Decided at arrangement

  • return_to_family
  • with_remains
  • donate
  • dispose
  • medical_disposal
M-B decision M-D execution

Terminal status

  • returned
  • with_remains
  • released
asset_terminal_check gates case closure on three conditions: every asset in returned, with_remains, or released; no asset in received or in_custody; no asset still at pending_decision. The third condition catches assets where a disposition decision was somehow skipped despite the locked execution module — belt and braces against silent loss of family intent.

No cremation case advances with a reported device unresolved.

The medical_device_check module runs in preparation, after remains_id_verify and before any disposition module. For cremation, aquamation, and green-burial-involving-cremation cases, it is a hard gate: every implanted_devices row for the deceased must resolve to one of three outcomes before the workflow proceeds.

Outcome 01

Removed

Device is physically explanted. An assets row is created with category medical_device and intended disposition medical_disposal. A custody event records the removal.

Outcome 02

Cleared for cremation

Surgical screws, fixed dental implants, certain orthopedic hardware present no cremation hazard. The device row records the clearing reason and remains with the deceased.

Outcome 03

Not found

Examination did not find the previously reported device. Rare; possible. The row records the discrepancy.

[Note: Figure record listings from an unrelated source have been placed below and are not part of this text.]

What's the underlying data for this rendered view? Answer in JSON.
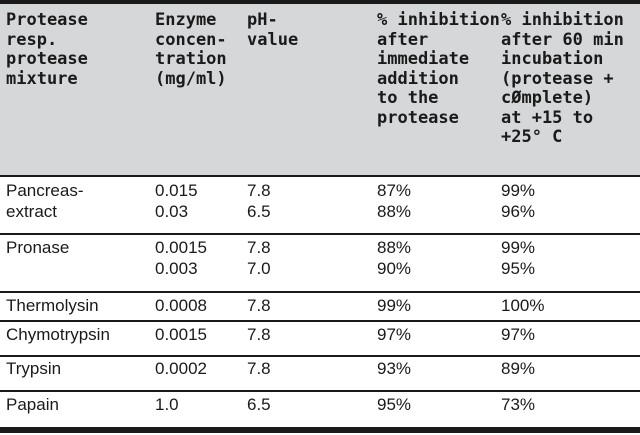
{
  "headers": [
    "Protease\nresp.\nprotease\nmixture",
    "Enzyme\nconcen-\ntration\n(mg/ml)",
    "pH-\nvalue",
    "% inhibition\nafter\nimmediate\naddition\nto the\nprotease",
    "% inhibition\nafter 60 min\nincubation\n(protease +\ncØmplete)\nat +15 to\n+25° C"
  ],
  "rows": [
    {
      "protease": [
        "Pancreas-",
        "extract"
      ],
      "conc": [
        "0.015",
        "0.03"
      ],
      "ph": [
        "7.8",
        "6.5"
      ],
      "immediate": [
        "87%",
        "88%"
      ],
      "incubation": [
        "99%",
        "96%"
      ]
    },
    {
      "protease": [
        "Pronase"
      ],
      "conc": [
        "0.0015",
        "0.003"
      ],
      "ph": [
        "7.8",
        "7.0"
      ],
      "immediate": [
        "88%",
        "90%"
      ],
      "incubation": [
        "99%",
        "95%"
      ]
    },
    {
      "protease": [
        "Thermolysin"
      ],
      "conc": [
        "0.0008"
      ],
      "ph": [
        "7.8"
      ],
      "immediate": [
        "99%"
      ],
      "incubation": [
        "100%"
      ]
    },
    {
      "protease": [
        "Chymotrypsin"
      ],
      "conc": [
        "0.0015"
      ],
      "ph": [
        "7.8"
      ],
      "immediate": [
        "97%"
      ],
      "incubation": [
        "97%"
      ]
    },
    {
      "protease": [
        "Trypsin"
      ],
      "conc": [
        "0.0002"
      ],
      "ph": [
        "7.8"
      ],
      "immediate": [
        "93%"
      ],
      "incubation": [
        "89%"
      ]
    },
    {
      "protease": [
        "Papain"
      ],
      "conc": [
        "1.0"
      ],
      "ph": [
        "6.5"
      ],
      "immediate": [
        "95%"
      ],
      "incubation": [
        "73%"
      ]
    }
  ],
  "colors": {
    "header_bg": "#d6d7d9",
    "rules": "#1a1a1a"
  }
}
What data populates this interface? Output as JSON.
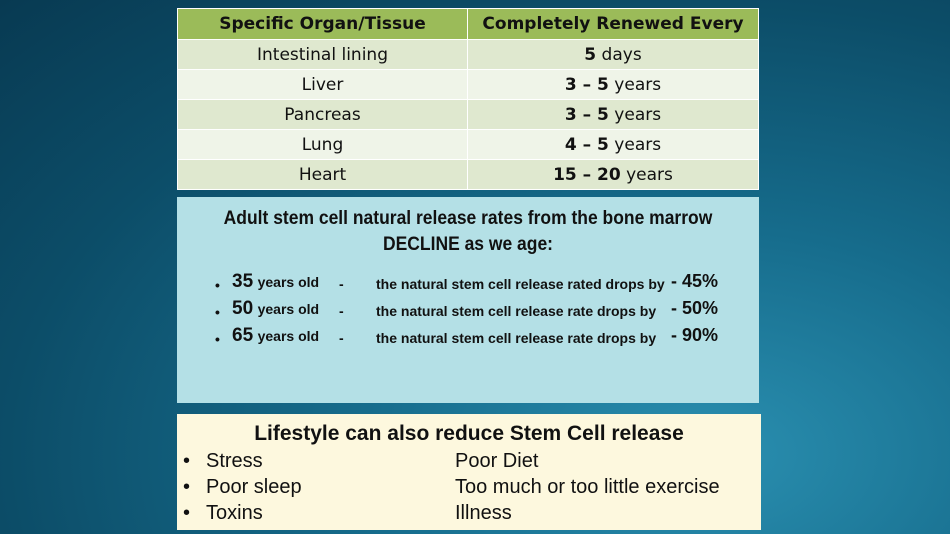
{
  "table": {
    "headers": [
      "Specific Organ/Tissue",
      "Completely Renewed Every"
    ],
    "rows": [
      {
        "organ": "Intestinal lining",
        "num": "5",
        "unit": "days"
      },
      {
        "organ": "Liver",
        "num": "3 – 5",
        "unit": "years"
      },
      {
        "organ": "Pancreas",
        "num": "3 – 5",
        "unit": "years"
      },
      {
        "organ": "Lung",
        "num": "4 – 5",
        "unit": "years"
      },
      {
        "organ": "Heart",
        "num": "15 – 20",
        "unit": "years"
      }
    ]
  },
  "stem": {
    "title_line1": "Adult stem cell natural release rates from the bone marrow",
    "title_line2": "DECLINE as we age:",
    "rows": [
      {
        "age": "35",
        "unit": "years old",
        "dash": "-",
        "desc": "the natural stem cell release rated drops by",
        "pct": "-  45%"
      },
      {
        "age": "50",
        "unit": "years old",
        "dash": "-",
        "desc": "the natural stem cell release rate drops by",
        "pct": "- 50%"
      },
      {
        "age": "65",
        "unit": "years old",
        "dash": "-",
        "desc": "the natural stem cell release rate drops by",
        "pct": "- 90%"
      }
    ]
  },
  "lifestyle": {
    "title": "Lifestyle can also reduce Stem Cell release",
    "left": [
      "Stress",
      "Poor sleep",
      "Toxins"
    ],
    "right": [
      "Poor Diet",
      "Too much or too little exercise",
      "Illness"
    ]
  }
}
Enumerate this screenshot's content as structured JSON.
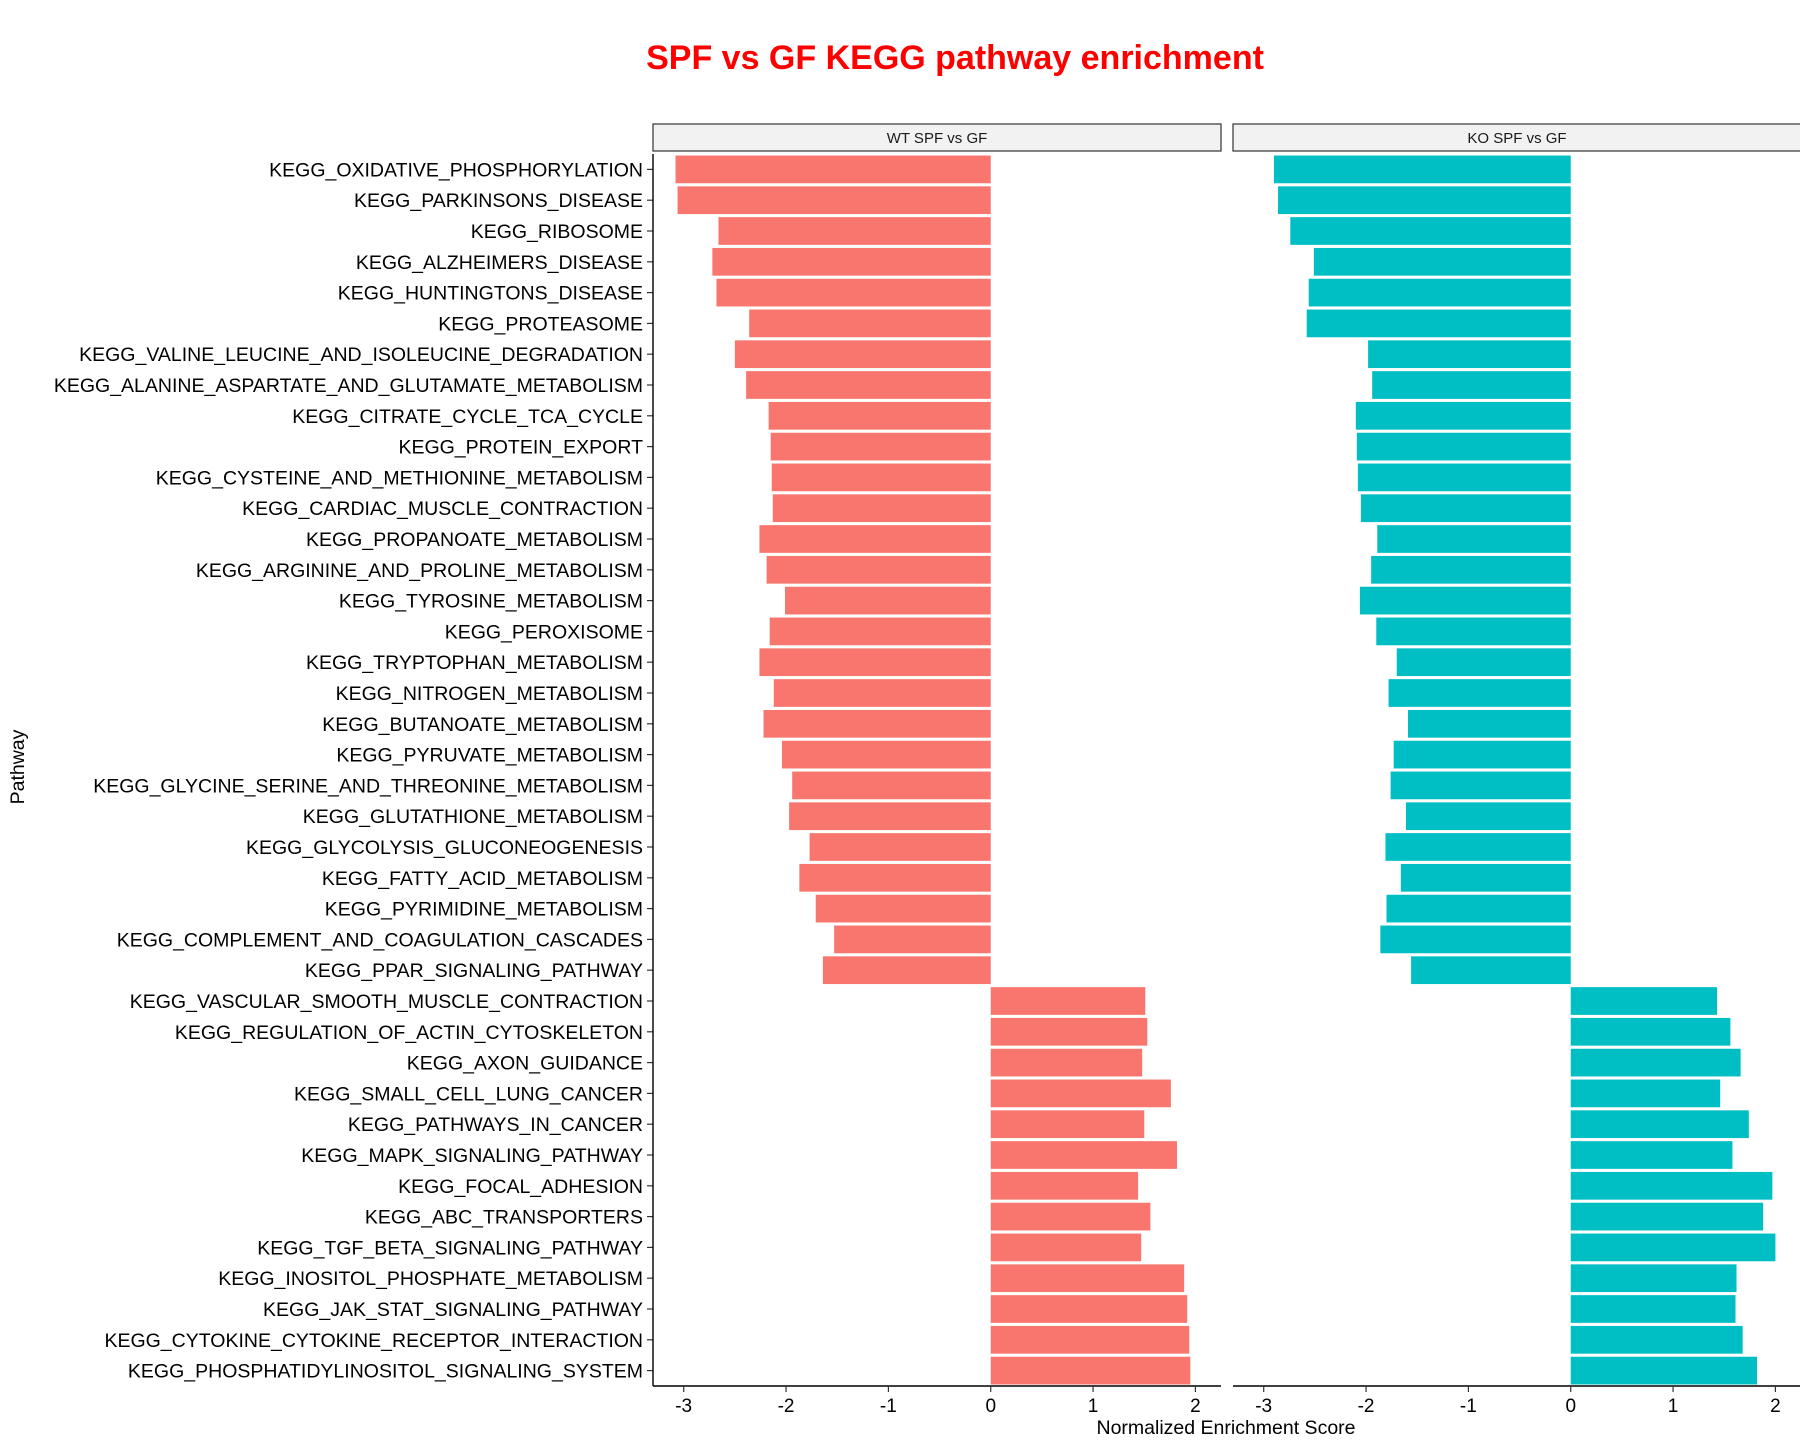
{
  "chart_data": {
    "type": "bar",
    "orientation": "horizontal",
    "title": "SPF vs GF KEGG pathway enrichment",
    "title_color": "#ff0000",
    "xlabel": "Normalized Enrichment Score",
    "ylabel": "Pathway",
    "xlim": [
      -3.3,
      2.25
    ],
    "xticks": [
      -3,
      -2,
      -1,
      0,
      1,
      2
    ],
    "grid": false,
    "categories": [
      "KEGG_OXIDATIVE_PHOSPHORYLATION",
      "KEGG_PARKINSONS_DISEASE",
      "KEGG_RIBOSOME",
      "KEGG_ALZHEIMERS_DISEASE",
      "KEGG_HUNTINGTONS_DISEASE",
      "KEGG_PROTEASOME",
      "KEGG_VALINE_LEUCINE_AND_ISOLEUCINE_DEGRADATION",
      "KEGG_ALANINE_ASPARTATE_AND_GLUTAMATE_METABOLISM",
      "KEGG_CITRATE_CYCLE_TCA_CYCLE",
      "KEGG_PROTEIN_EXPORT",
      "KEGG_CYSTEINE_AND_METHIONINE_METABOLISM",
      "KEGG_CARDIAC_MUSCLE_CONTRACTION",
      "KEGG_PROPANOATE_METABOLISM",
      "KEGG_ARGININE_AND_PROLINE_METABOLISM",
      "KEGG_TYROSINE_METABOLISM",
      "KEGG_PEROXISOME",
      "KEGG_TRYPTOPHAN_METABOLISM",
      "KEGG_NITROGEN_METABOLISM",
      "KEGG_BUTANOATE_METABOLISM",
      "KEGG_PYRUVATE_METABOLISM",
      "KEGG_GLYCINE_SERINE_AND_THREONINE_METABOLISM",
      "KEGG_GLUTATHIONE_METABOLISM",
      "KEGG_GLYCOLYSIS_GLUCONEOGENESIS",
      "KEGG_FATTY_ACID_METABOLISM",
      "KEGG_PYRIMIDINE_METABOLISM",
      "KEGG_COMPLEMENT_AND_COAGULATION_CASCADES",
      "KEGG_PPAR_SIGNALING_PATHWAY",
      "KEGG_VASCULAR_SMOOTH_MUSCLE_CONTRACTION",
      "KEGG_REGULATION_OF_ACTIN_CYTOSKELETON",
      "KEGG_AXON_GUIDANCE",
      "KEGG_SMALL_CELL_LUNG_CANCER",
      "KEGG_PATHWAYS_IN_CANCER",
      "KEGG_MAPK_SIGNALING_PATHWAY",
      "KEGG_FOCAL_ADHESION",
      "KEGG_ABC_TRANSPORTERS",
      "KEGG_TGF_BETA_SIGNALING_PATHWAY",
      "KEGG_INOSITOL_PHOSPHATE_METABOLISM",
      "KEGG_JAK_STAT_SIGNALING_PATHWAY",
      "KEGG_CYTOKINE_CYTOKINE_RECEPTOR_INTERACTION",
      "KEGG_PHOSPHATIDYLINOSITOL_SIGNALING_SYSTEM"
    ],
    "panels": [
      {
        "name": "WT SPF vs GF",
        "color": "#f8766d",
        "values": [
          -3.08,
          -3.06,
          -2.66,
          -2.72,
          -2.68,
          -2.36,
          -2.5,
          -2.39,
          -2.17,
          -2.15,
          -2.14,
          -2.13,
          -2.26,
          -2.19,
          -2.01,
          -2.16,
          -2.26,
          -2.12,
          -2.22,
          -2.04,
          -1.94,
          -1.97,
          -1.77,
          -1.87,
          -1.71,
          -1.53,
          -1.64,
          1.51,
          1.53,
          1.48,
          1.76,
          1.5,
          1.82,
          1.44,
          1.56,
          1.47,
          1.89,
          1.92,
          1.94,
          1.95
        ]
      },
      {
        "name": "KO SPF vs GF",
        "color": "#00bfc4",
        "values": [
          -2.9,
          -2.86,
          -2.74,
          -2.51,
          -2.56,
          -2.58,
          -1.98,
          -1.94,
          -2.1,
          -2.09,
          -2.08,
          -2.05,
          -1.89,
          -1.95,
          -2.06,
          -1.9,
          -1.7,
          -1.78,
          -1.59,
          -1.73,
          -1.76,
          -1.61,
          -1.81,
          -1.66,
          -1.8,
          -1.86,
          -1.56,
          1.43,
          1.56,
          1.66,
          1.46,
          1.74,
          1.58,
          1.97,
          1.88,
          2.0,
          1.62,
          1.61,
          1.68,
          1.82
        ]
      }
    ]
  }
}
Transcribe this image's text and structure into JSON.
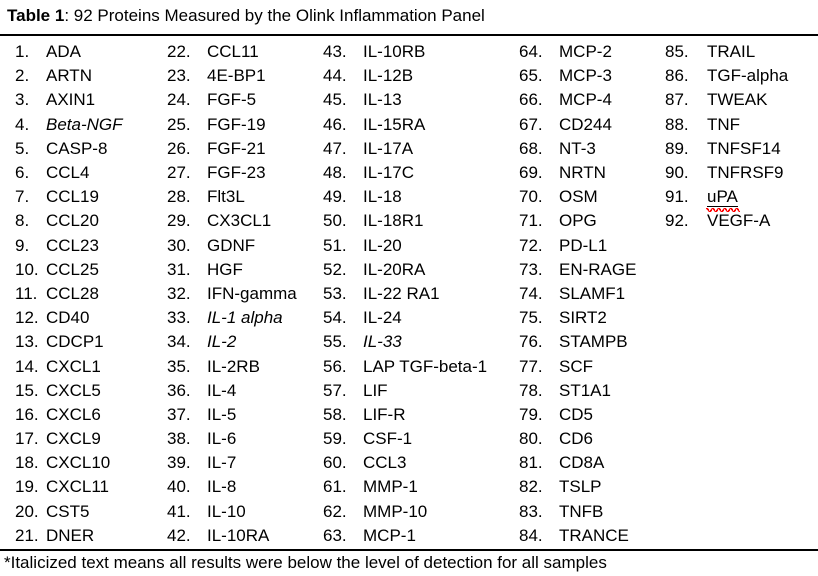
{
  "title": {
    "label": "Table 1",
    "rest": ": 92 Proteins Measured by the Olink Inflammation Panel"
  },
  "footnote": "*Italicized text means all results were below the level of detection for all samples",
  "colors": {
    "text": "#000000",
    "background": "#ffffff",
    "rule": "#000000",
    "spellcheck_squiggle": "#ff0000"
  },
  "table": {
    "columns": [
      {
        "entries": [
          {
            "n": "1.",
            "name": "ADA"
          },
          {
            "n": "2.",
            "name": "ARTN"
          },
          {
            "n": "3.",
            "name": "AXIN1"
          },
          {
            "n": "4.",
            "name": "Beta-NGF",
            "style": "italic"
          },
          {
            "n": "5.",
            "name": "CASP-8"
          },
          {
            "n": "6.",
            "name": "CCL4"
          },
          {
            "n": "7.",
            "name": "CCL19"
          },
          {
            "n": "8.",
            "name": "CCL20"
          },
          {
            "n": "9.",
            "name": "CCL23"
          },
          {
            "n": "10.",
            "name": "CCL25"
          },
          {
            "n": "11.",
            "name": "CCL28"
          },
          {
            "n": "12.",
            "name": "CD40"
          },
          {
            "n": "13.",
            "name": "CDCP1"
          },
          {
            "n": "14.",
            "name": "CXCL1"
          },
          {
            "n": "15.",
            "name": "CXCL5"
          },
          {
            "n": "16.",
            "name": "CXCL6"
          },
          {
            "n": "17.",
            "name": "CXCL9"
          },
          {
            "n": "18.",
            "name": "CXCL10"
          },
          {
            "n": "19.",
            "name": "CXCL11"
          },
          {
            "n": "20.",
            "name": "CST5"
          },
          {
            "n": "21.",
            "name": "DNER"
          }
        ]
      },
      {
        "entries": [
          {
            "n": "22.",
            "name": "CCL11"
          },
          {
            "n": "23.",
            "name": "4E-BP1"
          },
          {
            "n": "24.",
            "name": "FGF-5"
          },
          {
            "n": "25.",
            "name": "FGF-19"
          },
          {
            "n": "26.",
            "name": "FGF-21"
          },
          {
            "n": "27.",
            "name": "FGF-23"
          },
          {
            "n": "28.",
            "name": "Flt3L"
          },
          {
            "n": "29.",
            "name": "CX3CL1"
          },
          {
            "n": "30.",
            "name": "GDNF"
          },
          {
            "n": "31.",
            "name": "HGF"
          },
          {
            "n": "32.",
            "name": "IFN-gamma"
          },
          {
            "n": "33.",
            "name": "IL-1 alpha",
            "style": "italic"
          },
          {
            "n": "34.",
            "name": "IL-2",
            "style": "italic"
          },
          {
            "n": "35.",
            "name": "IL-2RB"
          },
          {
            "n": "36.",
            "name": "IL-4"
          },
          {
            "n": "37.",
            "name": "IL-5"
          },
          {
            "n": "38.",
            "name": "IL-6"
          },
          {
            "n": "39.",
            "name": "IL-7"
          },
          {
            "n": "40.",
            "name": "IL-8"
          },
          {
            "n": "41.",
            "name": "IL-10"
          },
          {
            "n": "42.",
            "name": "IL-10RA"
          }
        ]
      },
      {
        "entries": [
          {
            "n": "43.",
            "name": "IL-10RB"
          },
          {
            "n": "44.",
            "name": "IL-12B"
          },
          {
            "n": "45.",
            "name": "IL-13"
          },
          {
            "n": "46.",
            "name": "IL-15RA"
          },
          {
            "n": "47.",
            "name": "IL-17A"
          },
          {
            "n": "48.",
            "name": "IL-17C"
          },
          {
            "n": "49.",
            "name": "IL-18"
          },
          {
            "n": "50.",
            "name": "IL-18R1"
          },
          {
            "n": "51.",
            "name": "IL-20"
          },
          {
            "n": "52.",
            "name": "IL-20RA"
          },
          {
            "n": "53.",
            "name": "IL-22 RA1"
          },
          {
            "n": "54.",
            "name": "IL-24"
          },
          {
            "n": "55.",
            "name": "IL-33",
            "style": "italic"
          },
          {
            "n": "56.",
            "name": "LAP TGF-beta-1"
          },
          {
            "n": "57.",
            "name": "LIF"
          },
          {
            "n": "58.",
            "name": "LIF-R"
          },
          {
            "n": "59.",
            "name": "CSF-1"
          },
          {
            "n": "60.",
            "name": "CCL3"
          },
          {
            "n": "61.",
            "name": "MMP-1"
          },
          {
            "n": "62.",
            "name": "MMP-10"
          },
          {
            "n": "63.",
            "name": "MCP-1"
          }
        ]
      },
      {
        "entries": [
          {
            "n": "64.",
            "name": "MCP-2"
          },
          {
            "n": "65.",
            "name": "MCP-3"
          },
          {
            "n": "66.",
            "name": "MCP-4"
          },
          {
            "n": "67.",
            "name": "CD244"
          },
          {
            "n": "68.",
            "name": "NT-3"
          },
          {
            "n": "69.",
            "name": "NRTN"
          },
          {
            "n": "70.",
            "name": "OSM"
          },
          {
            "n": "71.",
            "name": "OPG"
          },
          {
            "n": "72.",
            "name": "PD-L1"
          },
          {
            "n": "73.",
            "name": "EN-RAGE"
          },
          {
            "n": "74.",
            "name": "SLAMF1"
          },
          {
            "n": "75.",
            "name": "SIRT2"
          },
          {
            "n": "76.",
            "name": "STAMPB"
          },
          {
            "n": "77.",
            "name": "SCF"
          },
          {
            "n": "78.",
            "name": "ST1A1"
          },
          {
            "n": "79.",
            "name": "CD5"
          },
          {
            "n": "80.",
            "name": "CD6"
          },
          {
            "n": "81.",
            "name": "CD8A"
          },
          {
            "n": "82.",
            "name": "TSLP"
          },
          {
            "n": "83.",
            "name": "TNFB"
          },
          {
            "n": "84.",
            "name": "TRANCE"
          }
        ]
      },
      {
        "entries": [
          {
            "n": "85.",
            "name": "TRAIL"
          },
          {
            "n": "86.",
            "name": "TGF-alpha"
          },
          {
            "n": "87.",
            "name": "TWEAK"
          },
          {
            "n": "88.",
            "name": "TNF"
          },
          {
            "n": "89.",
            "name": "TNFSF14"
          },
          {
            "n": "90.",
            "name": "TNFRSF9"
          },
          {
            "n": "91.",
            "name": "uPA",
            "style": "misspelled"
          },
          {
            "n": "92.",
            "name": "VEGF-A"
          }
        ]
      }
    ]
  }
}
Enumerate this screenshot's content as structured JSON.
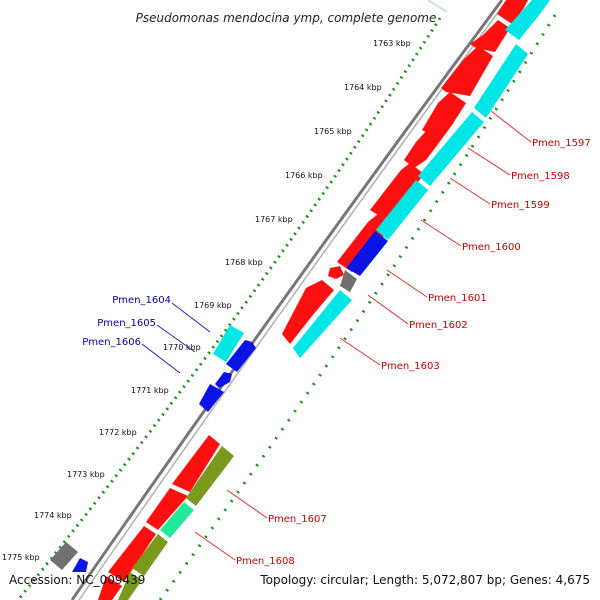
{
  "title": "Pseudomonas mendocina ymp, complete genome",
  "footer": {
    "accession": "Accession: NC_009439",
    "topology": "Topology: circular; Length: 5,072,807 bp; Genes: 4,675"
  },
  "colors": {
    "backbone": "#888888",
    "tick_dots": "#1f8f1f",
    "forward_gene": "#ff1010",
    "reverse_gene": "#00e5e5",
    "blue_gene": "#0a14e6",
    "grey_gene": "#707070",
    "olive_gene": "#7a9a1e",
    "green_gene": "#22e89a",
    "label_red": "#cc0000",
    "label_blue": "#0000aa"
  },
  "ticks": [
    "1763 kbp",
    "1764 kbp",
    "1765 kbp",
    "1766 kbp",
    "1767 kbp",
    "1768 kbp",
    "1769 kbp",
    "1770 kbp",
    "1771 kbp",
    "1772 kbp",
    "1773 kbp",
    "1774 kbp",
    "1775 kbp"
  ],
  "labels_right": [
    "Pmen_1597",
    "Pmen_1598",
    "Pmen_1599",
    "Pmen_1600",
    "Pmen_1601",
    "Pmen_1602",
    "Pmen_1603",
    "Pmen_1607",
    "Pmen_1608"
  ],
  "labels_left": [
    "Pmen_1604",
    "Pmen_1605",
    "Pmen_1606"
  ]
}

The hazard. A pacemaker or implantable cardioverter-defibrillator in a cremation retort can explode due to the lithium battery, damaging the chamber, injuring the operator, and violating the funeral home’s contract with the crematory. ICDs are worse than pacemakers; certain radiotherapy implants worse still. This is the most safety-critical module in the catalog.

The Comprehensive Chain of Custody Report.

At case close, the platform generates a PDF report containing the full custody record for the case. The report is persisted as a case_document with a SHA-256 hash recorded on the row for tamper evidence. The same report can be regenerated on demand at any point in the case’s life as a derived view.

One universal format at MVP, designed to exceed the requirements of every Canadian province currently in scope plus the Illinois Integrity in Death Care Act. Per-jurisdiction variants are deferred to Phase 2 once specific gaps emerge.

Open discovery items — six questions remain on report consumers, tamper-evidence mechanism, on-demand vs case-close triggers, and the BC CIFSA-specific format check. Owners: Ryan and Zareef. Resolution expected week of 2026-06-01.

What the report contains

  • Every custody_events row in chronological order
  • Asset-level chain per tracked asset
  • Medical device events & outcomes
  • Property release form references
  • Signing party identity, timestamp, method
  • Identity verification events
  • Supersession events with their reasons

Scope of this overview

This is the conceptual surface. The PRD that owns this aggregate is a stub today — see PRD/chain-of-custody-prd.md — pending the full rewrite when the chain-of-custody implementation arc surfaces. The workflow orchestration that drives the lanes lives in ADR-022. The four-layer audit architecture — including the supersession pattern and the Layer 3 mirror-entry mechanism — lives in ADR-014. The aggregate boundaries are set in ADR-016.

Out of scope here: the persona-specific UI surfaces (Rob’s scan flow, the daily prep board, David’s at-removal capture), the per-province regulatory mapping, and the post-MVP family-facing export. Those land when the PRD is rewritten.